The dishes span genres and come with cutesy yellow-accented packaging. It aims to deliver food within a half an hour, and like other companies with millions in funding, it touts use of tech to keep things fast. An internal app tracks timing of cooking, delivery, maps, and more. It’s one of the better known delivery restaurants in the city.


Delivery Only
Where to Order: Deliveryonly.nyc, currently delivering in FiDi
Number of Partners: Four
Running Since: March 2016
Sample menu items: chicken tenders, Nashville hot fried chicken, fries, mac and cheese

Delivery Only

Managing partner Tim Powell has worked in restaurants and hospitality in New York for two decades, including at national steakhouse chain Hillstone’s. He decided to start the project after he couldn’t find what he wanted for delivery on the Upper East Side. He started researching and realized that people ordered the same items over and over again — things like a house salad, chicken tenders, fries. He hired a former Per Se chef to develop the menu and prides the restaurant on making everything to order and from scratch, including all the bread.

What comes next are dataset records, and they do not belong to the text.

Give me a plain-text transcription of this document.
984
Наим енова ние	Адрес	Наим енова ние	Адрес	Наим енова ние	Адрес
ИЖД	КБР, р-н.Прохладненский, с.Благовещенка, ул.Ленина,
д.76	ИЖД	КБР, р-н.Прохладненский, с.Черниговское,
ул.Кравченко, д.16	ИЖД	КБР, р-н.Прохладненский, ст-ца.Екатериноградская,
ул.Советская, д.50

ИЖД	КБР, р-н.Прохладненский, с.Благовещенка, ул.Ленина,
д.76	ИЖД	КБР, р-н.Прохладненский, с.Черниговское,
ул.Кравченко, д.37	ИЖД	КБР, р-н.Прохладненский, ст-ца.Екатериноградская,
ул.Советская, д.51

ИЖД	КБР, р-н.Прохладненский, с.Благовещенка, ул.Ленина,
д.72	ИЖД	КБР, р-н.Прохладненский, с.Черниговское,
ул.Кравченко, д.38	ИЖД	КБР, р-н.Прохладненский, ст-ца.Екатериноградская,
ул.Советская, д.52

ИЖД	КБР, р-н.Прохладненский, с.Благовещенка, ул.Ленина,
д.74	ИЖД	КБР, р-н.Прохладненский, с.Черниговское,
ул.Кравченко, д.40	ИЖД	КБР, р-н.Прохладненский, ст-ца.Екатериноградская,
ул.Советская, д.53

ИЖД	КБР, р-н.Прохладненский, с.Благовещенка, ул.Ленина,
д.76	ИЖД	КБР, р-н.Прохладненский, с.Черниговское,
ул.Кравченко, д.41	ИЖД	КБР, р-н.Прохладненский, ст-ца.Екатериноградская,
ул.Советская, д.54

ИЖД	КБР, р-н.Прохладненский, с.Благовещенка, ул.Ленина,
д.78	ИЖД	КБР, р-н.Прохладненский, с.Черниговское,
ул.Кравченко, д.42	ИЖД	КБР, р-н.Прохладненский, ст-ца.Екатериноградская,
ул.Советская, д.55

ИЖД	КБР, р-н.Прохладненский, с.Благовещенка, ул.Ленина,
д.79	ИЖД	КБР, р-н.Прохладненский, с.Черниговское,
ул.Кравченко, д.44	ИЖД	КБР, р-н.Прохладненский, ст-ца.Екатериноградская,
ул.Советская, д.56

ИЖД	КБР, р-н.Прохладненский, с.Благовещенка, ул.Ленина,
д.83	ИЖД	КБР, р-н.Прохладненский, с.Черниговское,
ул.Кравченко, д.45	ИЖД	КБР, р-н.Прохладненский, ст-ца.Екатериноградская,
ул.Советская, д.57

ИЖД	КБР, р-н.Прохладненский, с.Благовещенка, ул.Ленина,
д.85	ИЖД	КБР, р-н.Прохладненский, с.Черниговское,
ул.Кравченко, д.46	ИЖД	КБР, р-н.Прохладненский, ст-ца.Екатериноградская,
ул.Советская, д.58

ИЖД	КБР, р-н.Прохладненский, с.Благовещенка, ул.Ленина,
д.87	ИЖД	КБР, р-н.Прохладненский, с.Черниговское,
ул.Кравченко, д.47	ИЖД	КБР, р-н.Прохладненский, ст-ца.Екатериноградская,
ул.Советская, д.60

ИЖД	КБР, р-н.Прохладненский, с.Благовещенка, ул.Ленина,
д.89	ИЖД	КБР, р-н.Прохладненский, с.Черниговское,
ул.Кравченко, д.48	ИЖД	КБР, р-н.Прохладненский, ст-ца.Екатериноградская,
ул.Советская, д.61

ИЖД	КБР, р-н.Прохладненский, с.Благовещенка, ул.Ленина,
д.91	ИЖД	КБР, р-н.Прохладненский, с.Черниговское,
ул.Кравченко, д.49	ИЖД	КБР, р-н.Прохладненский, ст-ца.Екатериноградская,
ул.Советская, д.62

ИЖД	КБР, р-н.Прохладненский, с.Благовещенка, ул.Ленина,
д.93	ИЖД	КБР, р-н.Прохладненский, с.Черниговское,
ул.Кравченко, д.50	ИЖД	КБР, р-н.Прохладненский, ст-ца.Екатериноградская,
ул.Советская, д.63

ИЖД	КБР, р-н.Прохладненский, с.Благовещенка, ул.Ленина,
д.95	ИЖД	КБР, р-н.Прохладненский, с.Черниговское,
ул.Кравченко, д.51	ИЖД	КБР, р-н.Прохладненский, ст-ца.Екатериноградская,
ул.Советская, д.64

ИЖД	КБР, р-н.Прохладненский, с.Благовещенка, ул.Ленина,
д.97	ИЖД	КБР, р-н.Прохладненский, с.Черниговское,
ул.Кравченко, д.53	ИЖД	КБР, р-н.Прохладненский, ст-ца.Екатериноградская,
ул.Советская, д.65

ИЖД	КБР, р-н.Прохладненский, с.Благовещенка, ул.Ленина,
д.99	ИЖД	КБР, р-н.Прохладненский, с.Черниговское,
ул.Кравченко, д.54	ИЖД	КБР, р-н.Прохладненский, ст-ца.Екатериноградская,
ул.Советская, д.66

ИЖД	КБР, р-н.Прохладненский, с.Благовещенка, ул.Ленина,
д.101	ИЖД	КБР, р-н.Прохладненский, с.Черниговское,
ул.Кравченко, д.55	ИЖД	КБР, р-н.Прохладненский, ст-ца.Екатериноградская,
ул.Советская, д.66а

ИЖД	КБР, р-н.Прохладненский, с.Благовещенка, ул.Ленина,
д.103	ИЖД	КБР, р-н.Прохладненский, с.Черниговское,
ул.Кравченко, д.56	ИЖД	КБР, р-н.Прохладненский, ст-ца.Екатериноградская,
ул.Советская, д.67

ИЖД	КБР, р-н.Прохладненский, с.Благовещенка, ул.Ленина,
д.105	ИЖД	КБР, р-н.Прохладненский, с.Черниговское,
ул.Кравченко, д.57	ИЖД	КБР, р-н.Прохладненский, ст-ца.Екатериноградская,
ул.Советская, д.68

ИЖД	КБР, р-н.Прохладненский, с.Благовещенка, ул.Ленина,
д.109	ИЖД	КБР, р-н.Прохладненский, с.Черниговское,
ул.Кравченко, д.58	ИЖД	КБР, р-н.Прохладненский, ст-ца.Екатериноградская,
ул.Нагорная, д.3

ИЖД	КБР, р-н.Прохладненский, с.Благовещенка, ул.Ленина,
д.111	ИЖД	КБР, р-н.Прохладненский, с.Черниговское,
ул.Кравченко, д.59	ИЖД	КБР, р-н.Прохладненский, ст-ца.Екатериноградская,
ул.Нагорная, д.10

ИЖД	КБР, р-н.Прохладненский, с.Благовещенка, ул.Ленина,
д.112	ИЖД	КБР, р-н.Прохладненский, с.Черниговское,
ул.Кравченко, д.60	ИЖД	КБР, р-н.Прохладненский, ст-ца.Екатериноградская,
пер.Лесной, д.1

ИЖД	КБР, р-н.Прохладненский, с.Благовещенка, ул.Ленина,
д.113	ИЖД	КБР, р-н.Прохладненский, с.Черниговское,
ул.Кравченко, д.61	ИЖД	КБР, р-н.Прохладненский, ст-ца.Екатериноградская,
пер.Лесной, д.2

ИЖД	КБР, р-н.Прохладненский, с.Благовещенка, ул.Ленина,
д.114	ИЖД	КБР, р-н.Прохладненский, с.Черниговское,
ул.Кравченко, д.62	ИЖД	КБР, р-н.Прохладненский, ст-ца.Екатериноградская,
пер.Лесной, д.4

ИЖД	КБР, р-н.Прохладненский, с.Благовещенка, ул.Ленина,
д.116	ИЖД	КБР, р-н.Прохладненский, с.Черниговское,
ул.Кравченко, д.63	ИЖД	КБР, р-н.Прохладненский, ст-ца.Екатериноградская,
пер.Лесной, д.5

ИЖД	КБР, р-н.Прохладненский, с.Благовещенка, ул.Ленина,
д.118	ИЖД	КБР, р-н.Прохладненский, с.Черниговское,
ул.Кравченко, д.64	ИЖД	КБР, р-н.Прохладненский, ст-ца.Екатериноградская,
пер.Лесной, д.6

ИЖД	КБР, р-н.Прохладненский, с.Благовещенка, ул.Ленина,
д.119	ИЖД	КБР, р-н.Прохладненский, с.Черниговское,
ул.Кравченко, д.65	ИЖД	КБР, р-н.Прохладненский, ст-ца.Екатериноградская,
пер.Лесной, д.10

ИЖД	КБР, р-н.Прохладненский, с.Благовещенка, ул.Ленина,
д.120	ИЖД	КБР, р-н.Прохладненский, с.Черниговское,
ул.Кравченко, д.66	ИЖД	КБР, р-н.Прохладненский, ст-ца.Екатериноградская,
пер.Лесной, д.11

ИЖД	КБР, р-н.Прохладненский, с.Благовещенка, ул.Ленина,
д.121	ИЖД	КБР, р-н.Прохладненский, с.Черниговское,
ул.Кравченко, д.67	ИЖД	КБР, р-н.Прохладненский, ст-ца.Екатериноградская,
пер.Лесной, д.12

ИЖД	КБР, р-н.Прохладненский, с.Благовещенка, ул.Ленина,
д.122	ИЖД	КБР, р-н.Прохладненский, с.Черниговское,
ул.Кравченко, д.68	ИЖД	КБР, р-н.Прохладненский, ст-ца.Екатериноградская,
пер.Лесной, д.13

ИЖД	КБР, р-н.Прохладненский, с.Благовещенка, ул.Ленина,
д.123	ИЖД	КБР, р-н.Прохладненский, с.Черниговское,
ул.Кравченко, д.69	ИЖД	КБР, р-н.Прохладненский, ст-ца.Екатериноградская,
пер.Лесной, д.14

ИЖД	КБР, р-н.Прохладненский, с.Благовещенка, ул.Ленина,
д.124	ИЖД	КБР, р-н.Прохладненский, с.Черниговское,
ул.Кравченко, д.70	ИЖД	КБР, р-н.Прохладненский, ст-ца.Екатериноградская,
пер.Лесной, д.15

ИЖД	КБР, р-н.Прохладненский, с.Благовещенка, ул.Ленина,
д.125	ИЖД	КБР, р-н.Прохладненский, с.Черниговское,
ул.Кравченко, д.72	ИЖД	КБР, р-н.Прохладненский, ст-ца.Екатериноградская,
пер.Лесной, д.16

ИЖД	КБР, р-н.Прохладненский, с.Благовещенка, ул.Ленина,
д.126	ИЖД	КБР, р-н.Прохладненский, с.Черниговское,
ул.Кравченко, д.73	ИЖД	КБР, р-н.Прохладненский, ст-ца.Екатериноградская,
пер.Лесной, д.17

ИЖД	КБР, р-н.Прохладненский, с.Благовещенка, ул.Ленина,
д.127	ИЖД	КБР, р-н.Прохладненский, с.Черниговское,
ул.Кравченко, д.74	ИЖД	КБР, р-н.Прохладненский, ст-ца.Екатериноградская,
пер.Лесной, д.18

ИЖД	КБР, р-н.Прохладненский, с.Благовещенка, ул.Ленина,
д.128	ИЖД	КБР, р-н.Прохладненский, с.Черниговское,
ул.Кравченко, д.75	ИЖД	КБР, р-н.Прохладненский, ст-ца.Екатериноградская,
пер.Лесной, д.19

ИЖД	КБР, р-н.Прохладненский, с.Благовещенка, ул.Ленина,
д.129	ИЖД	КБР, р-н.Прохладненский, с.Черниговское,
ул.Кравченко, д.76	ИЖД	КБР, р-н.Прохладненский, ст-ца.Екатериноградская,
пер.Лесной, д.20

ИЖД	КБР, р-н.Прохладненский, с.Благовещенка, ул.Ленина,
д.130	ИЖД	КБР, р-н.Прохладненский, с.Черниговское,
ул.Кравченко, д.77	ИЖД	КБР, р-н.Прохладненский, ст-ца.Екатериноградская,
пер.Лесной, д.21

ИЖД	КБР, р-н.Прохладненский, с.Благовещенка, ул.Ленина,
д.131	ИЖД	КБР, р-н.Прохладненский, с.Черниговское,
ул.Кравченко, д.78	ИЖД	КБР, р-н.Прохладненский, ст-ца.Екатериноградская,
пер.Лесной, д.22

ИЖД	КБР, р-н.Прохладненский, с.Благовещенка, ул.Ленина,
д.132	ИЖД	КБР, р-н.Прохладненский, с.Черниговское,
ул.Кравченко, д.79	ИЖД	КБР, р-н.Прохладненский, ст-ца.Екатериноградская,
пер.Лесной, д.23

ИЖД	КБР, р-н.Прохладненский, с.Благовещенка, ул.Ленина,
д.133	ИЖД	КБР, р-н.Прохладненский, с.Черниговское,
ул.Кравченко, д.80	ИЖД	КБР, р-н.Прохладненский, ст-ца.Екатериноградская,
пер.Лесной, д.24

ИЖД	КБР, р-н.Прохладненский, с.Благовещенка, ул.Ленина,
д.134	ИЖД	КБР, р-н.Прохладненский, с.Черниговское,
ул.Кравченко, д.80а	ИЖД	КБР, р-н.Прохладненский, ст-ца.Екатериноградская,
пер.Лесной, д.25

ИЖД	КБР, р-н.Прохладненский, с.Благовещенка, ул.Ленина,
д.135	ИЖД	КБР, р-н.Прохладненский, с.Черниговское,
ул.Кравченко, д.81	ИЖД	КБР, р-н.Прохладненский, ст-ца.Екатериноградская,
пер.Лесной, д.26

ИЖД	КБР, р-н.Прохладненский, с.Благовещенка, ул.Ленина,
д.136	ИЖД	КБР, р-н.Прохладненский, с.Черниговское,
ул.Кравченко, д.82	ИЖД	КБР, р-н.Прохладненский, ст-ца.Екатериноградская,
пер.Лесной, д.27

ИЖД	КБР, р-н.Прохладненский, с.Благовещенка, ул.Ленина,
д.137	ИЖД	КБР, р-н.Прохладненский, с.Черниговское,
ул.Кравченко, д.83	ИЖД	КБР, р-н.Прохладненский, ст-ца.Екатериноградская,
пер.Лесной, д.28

Powell envisions having commissary kitchens across Manhattan, mostly in places where the residential density is higher. (Delivery Only focuses on dinner, although the team will be relaunching weekend brunch soon.) All of them would bear the Delivery Only name, and the menu will remain mostly the same, besides some rotating specials. Many of the orders are for families, and despite the "delivery only" line, Powell finds that running the virtual restaurant isn’t significantly different from running a more typical one. "You’re basically talking to a brick and mortar, without a dining room," he says.